O Padre Lara é o vigário de “Santa Fé”. Na descrição de Érico, ele “ caminhava devagar. Tinha uma cabeça enorme, desproporcional ao corpo raquítico e desengonçado... Era possível alguém simpatizar com ele, contanto que não olhasse para seu rosto feio e enrugado...” Além disto, o Padre Lara tinha a mania de passar sermão em todo mundo. Era um legítimo desmanchaprazeres. Para o Capitão Rodrigo, o “padre era preto e agourento como urubu. Onde havia padre havia desastre ou morte: enterro, extrema-unção ou casamento”. O Padre Lara gostava de defender os poderosos e pouco se importava com o sofrimento dos escravos. Para ele o mundo nunca fora tão feliz como na Idade Média. O Padre Lara também era sonâmbulo. Um lobisomem atormentado pela solidão noturna de celibatário... Tais caracterizações de padres manifestam o aspecto anticlerical de Érico.

No entanto, nem todos os padres de Érico são como o padre Lara. Já os padres Otero e Rubim são figuras mais simpáticas, no mesmo capítulo que trata do Capitão Rodrigo. Érico também é benevolente com os padres jesuítas, que catequizaram os índios guaranis dos Sete Povos das Missões no noroeste do Rio Grande do Sul..

Para não me alongar demais nesta consideração sobre Deus e a religião em Érico Veríssimo, talvez a síntese de seu pensamento religioso esteja expresso nesta proclamação do Capitão Rodrigo, em uma conversa com o Irmão Marista Toríbio: “Sou religioso à minha maneira, Zeca. Considero-me católico, acredito em Deus, mas não sou homem de missas nem de rezas e muito menos de confissões... eu cá me entendo com o chefão lá em cima!”. Ou ainda, no que um tal Noel diz ao padre Rubim: “Digo que fé religiosa é assunto íntimo. De resto, acho que sem fé em alguém ou em alguma coisa não se pode viver com serenidade e alegria”.
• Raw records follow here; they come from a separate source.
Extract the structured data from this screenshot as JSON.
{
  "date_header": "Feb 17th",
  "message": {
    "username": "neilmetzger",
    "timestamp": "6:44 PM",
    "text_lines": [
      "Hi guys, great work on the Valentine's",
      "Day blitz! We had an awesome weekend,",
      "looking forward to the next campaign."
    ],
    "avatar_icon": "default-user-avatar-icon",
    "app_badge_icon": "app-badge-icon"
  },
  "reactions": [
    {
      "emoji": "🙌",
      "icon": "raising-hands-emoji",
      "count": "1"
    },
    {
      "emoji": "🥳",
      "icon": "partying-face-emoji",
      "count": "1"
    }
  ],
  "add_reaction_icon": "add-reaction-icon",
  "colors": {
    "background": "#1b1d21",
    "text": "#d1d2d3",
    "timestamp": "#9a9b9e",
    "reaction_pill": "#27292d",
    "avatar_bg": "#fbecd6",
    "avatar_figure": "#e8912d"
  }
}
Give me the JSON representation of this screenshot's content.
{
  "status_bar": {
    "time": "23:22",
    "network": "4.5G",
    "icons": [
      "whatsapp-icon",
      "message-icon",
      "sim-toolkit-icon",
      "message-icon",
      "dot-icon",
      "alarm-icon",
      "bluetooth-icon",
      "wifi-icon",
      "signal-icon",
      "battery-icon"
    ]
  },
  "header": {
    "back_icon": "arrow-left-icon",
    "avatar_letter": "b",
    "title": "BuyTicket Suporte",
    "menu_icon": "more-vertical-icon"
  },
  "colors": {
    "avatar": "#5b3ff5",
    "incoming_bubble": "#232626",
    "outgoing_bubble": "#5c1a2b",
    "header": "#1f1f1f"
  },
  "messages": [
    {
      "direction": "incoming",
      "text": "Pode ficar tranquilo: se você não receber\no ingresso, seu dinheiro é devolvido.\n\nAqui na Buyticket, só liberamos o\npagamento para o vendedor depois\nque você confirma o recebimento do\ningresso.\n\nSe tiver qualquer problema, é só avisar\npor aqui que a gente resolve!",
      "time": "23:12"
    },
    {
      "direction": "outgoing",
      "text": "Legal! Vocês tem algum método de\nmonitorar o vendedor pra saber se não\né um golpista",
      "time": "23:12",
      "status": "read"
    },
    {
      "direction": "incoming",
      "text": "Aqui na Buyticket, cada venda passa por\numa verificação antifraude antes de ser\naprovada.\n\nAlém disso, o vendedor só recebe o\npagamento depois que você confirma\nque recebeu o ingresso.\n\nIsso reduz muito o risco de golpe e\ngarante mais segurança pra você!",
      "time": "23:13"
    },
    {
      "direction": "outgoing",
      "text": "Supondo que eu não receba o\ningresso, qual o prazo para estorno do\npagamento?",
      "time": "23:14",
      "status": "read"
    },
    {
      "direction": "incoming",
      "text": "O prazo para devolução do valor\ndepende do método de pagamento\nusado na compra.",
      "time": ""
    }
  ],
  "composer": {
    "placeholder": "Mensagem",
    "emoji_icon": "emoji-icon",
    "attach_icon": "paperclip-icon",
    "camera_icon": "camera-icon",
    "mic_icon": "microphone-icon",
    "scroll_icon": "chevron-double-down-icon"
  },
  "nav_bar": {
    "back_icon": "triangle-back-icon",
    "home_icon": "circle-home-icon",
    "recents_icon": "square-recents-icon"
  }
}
Érico tem toda razão em criticar a hipocrisia de muitos religiosos, e a comercialização do sentido religioso de datas marcantes da religião. Falando do Natal, diz (Arquipélago t.1º. p 180): “No Natal há quase obrigação de dar presentes, poucos se lembram do verdadeiro sentido desta data: o Nascimento de Jesus”,

Em conclusão se pode dizer que Érico Veríssimo era um escritor em busca constante da verdade. Em relação a Deus, não se satisfazia com a compreensão de um Deus que abençoava armas, que amedrontava aos homens. Ele queria uma religião pura, sem visões de mundo retrógradas, sem padres e pastores antipáticos, com pregações alienantes. Buscava uma compreensão da vida: verdadeira, sincera, sem respostas e conceitos prontos, sem farisaísmos.

Inácio Strieder é professor de filosofia – Recife- PE.